Egitto, la condanna dei Fratelli Musulmani

La campagna delle prossime elezioni presidenziali in Egitto inizia con una sentenza-shock: 528 condanne a morte. I condannati sono tutti appartenenti al movimento dei Fratelli Musulmani. La condanna riguarda i gravi disordini dello scorso agosto, quando i militanti del partito e movimento islamico legato all’appena deposto presidente Mohammed Morsi, lanciarono una vera contro-rivoluzione, reagendo con ira funesta ai moti di giugno, che si erano conclusi con la loro cacciata dal potere. Fallito il tentativo, privo di ogni realistica speranza, di riconquistare il vertice o per lo meno di ritagliarsi uno spazio nel nuovo assetto governativo, i Fratelli Musulmani si erano abbandonati ad ogni tipo di violenza e minaccia, soprattutto contro i cristiani d’Egitto, collettivamente accusati di essere i grandi tessitori del complotto contro Morsi. Chiese, negozi, auto e altre proprietà vennero dati alle fiamme in gran numero, mentre i siti internet della Fratellanza negavano ogni responsabilità proprio quando incitavano la folla a continuare l’opera di “giustizia” contro i nemici religiosi, con la tipica doppiezza degli estremisti islamici.

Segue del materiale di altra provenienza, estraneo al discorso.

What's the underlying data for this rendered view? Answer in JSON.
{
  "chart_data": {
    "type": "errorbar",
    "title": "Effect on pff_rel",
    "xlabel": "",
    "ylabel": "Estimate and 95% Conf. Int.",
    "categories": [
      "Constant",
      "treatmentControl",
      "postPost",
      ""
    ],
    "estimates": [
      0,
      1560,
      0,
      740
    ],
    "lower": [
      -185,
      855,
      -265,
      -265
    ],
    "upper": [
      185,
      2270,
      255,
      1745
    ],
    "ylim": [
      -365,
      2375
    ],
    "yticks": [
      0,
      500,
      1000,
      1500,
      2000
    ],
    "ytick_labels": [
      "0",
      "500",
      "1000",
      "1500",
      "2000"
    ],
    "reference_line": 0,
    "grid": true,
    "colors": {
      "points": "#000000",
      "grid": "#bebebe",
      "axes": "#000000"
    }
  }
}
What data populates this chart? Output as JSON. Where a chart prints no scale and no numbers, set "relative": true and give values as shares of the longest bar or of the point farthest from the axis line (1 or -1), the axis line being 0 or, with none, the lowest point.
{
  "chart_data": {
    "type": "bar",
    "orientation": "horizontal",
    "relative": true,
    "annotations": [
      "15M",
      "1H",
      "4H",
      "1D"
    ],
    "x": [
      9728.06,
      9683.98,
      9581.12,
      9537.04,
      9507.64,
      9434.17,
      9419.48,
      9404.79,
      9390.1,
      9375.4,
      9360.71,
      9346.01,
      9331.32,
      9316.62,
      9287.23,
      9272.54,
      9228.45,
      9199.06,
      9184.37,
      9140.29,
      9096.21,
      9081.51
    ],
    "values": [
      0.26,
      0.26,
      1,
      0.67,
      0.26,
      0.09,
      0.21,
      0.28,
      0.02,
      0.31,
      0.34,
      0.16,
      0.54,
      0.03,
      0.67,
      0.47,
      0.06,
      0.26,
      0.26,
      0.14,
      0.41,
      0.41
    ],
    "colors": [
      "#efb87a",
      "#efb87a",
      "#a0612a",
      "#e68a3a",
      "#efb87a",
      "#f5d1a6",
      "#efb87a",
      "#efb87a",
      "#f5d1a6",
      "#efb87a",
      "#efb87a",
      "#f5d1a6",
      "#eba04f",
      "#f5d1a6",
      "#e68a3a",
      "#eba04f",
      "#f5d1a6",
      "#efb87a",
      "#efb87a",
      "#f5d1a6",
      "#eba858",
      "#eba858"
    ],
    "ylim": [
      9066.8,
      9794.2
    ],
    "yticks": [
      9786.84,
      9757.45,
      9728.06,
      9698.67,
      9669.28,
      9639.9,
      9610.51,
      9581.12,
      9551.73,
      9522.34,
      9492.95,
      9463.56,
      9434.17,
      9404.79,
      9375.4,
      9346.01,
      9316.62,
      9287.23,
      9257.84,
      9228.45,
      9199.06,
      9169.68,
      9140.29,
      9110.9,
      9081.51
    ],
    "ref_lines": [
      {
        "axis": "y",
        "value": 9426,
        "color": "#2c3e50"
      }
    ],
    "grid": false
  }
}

La popolazione egiziana, stanca del caos creato dalla breve amministrazione Morsi (2012-2013) e atterrita dalla reazione violenta della Fratellanza, ha iniziato a individuare nel generale Al Sisi il proprio nuovo “uomo forte”, l’unico in grado di riportare l’ordine in patria. La Fratellanza, invece, ha iniziato a subire un colpo dietro l’altro da parte del nuovo governo provvisorio. Prima è stata bandita la sua Organizzazione Non Governativa. Poi è stato vietato il partito politico. Recentemente è stata revocata la cittadinanza a quei palestinesi che aderiscono a Hamas, movimento islamico armato strettamente legato alla Fratellanza. E, contestualmente, l’esercito egiziano, oltre a chiudere il valico di Rafah (il confine con Gaza, città governata da Hamas), ha anche distrutto quasi tutti i tunnel che collegavano clandestinamente Gaza con l’Egitto. Oltre i confini, i Fratelli Musulmani sono stati banditi ufficialmente anche in Arabia Saudita, dopo decenni di sostegno più o meno ufficiale. Esclusi completamente dai lavori della Commissione dei 50, l’assemblea costituente egiziana, gli islamisti non hanno potuto avere voce in capitolo sulla nuova legge suprema. Che, infatti, risulta essere una delle più laiche e tolleranti dell’intero mondo arabo-musulmano.

La condanna a morte di massa dei 528 militanti islamisti, dunque, giunge come ultima stazione di una vera e propria via dolorosa percorsa dalla Fratellanza. Tutto ancora da verificare, ovviamente, se si tratta di condanne esecutive (devono essere ancora controfirmate dal Gran Muftì del Cairo), o se saranno commutate in periodi detentivi. Sono, in ogni caso, il simbolo di una sconfitta strategica. E gli effetti sono già lì da vedere. Dei Salafiti non si parla più: erano i più integralisti degli integralisti, il loro partito (Al Nour) è tuttora legale e fa parte del nuovo governo, ma non fa più parlare di sé con proposte di islamizzazione radicale della legge egiziana. In Tunisia, dove i Fratelli Musulmani sono tuttora al governo, la nuova costituzione è ispirata soprattutto a valori secolari. Per lo meno: molto più di quanto non ci si attendesse. Hamas, a Gaza, sta attraversando una crisi che potrebbe porre fine al suo lungo e duro regime: tagliati gli aiuti dalla Siria (per ovvie ragioni) e alienata la simpatia dell’Egitto, resta veramente un’isola di integralismo islamico circondata da nemici.

Paradossalmente, in questa situazione, ci perdono gli Stati Uniti, poiché l’amministrazione Obama (e la seconda amministrazione Bush negli anni che l’hanno preceduto) aveva puntato incredibilmente sul cavallo della Fratellanza, anti-occidentale e anti-cristiana da sempre, ritenendola la vera espressione del volere popolare. Così facendo, non solo non ha riconosciuto la genuinità dei moti di giugno, alienandosi la simpatia degli egiziani, ma tuttora continua a invitare il Cairo a riammettere i Fratelli Musulmani nel gioco democratico. Anche il 21 marzo scorso, Marie Harf, portavoce del Dipartimento di Stato, ha ammesso l’esistenza di contatti fra Washington e la Fratellanza. Poiché “tutti i partiti hanno bisogno di essere parte del futuro egiziano”. Tutti, compresi quelli che hanno cercato di instaurare una dittatura e sono stati cacciati a furor di popolo.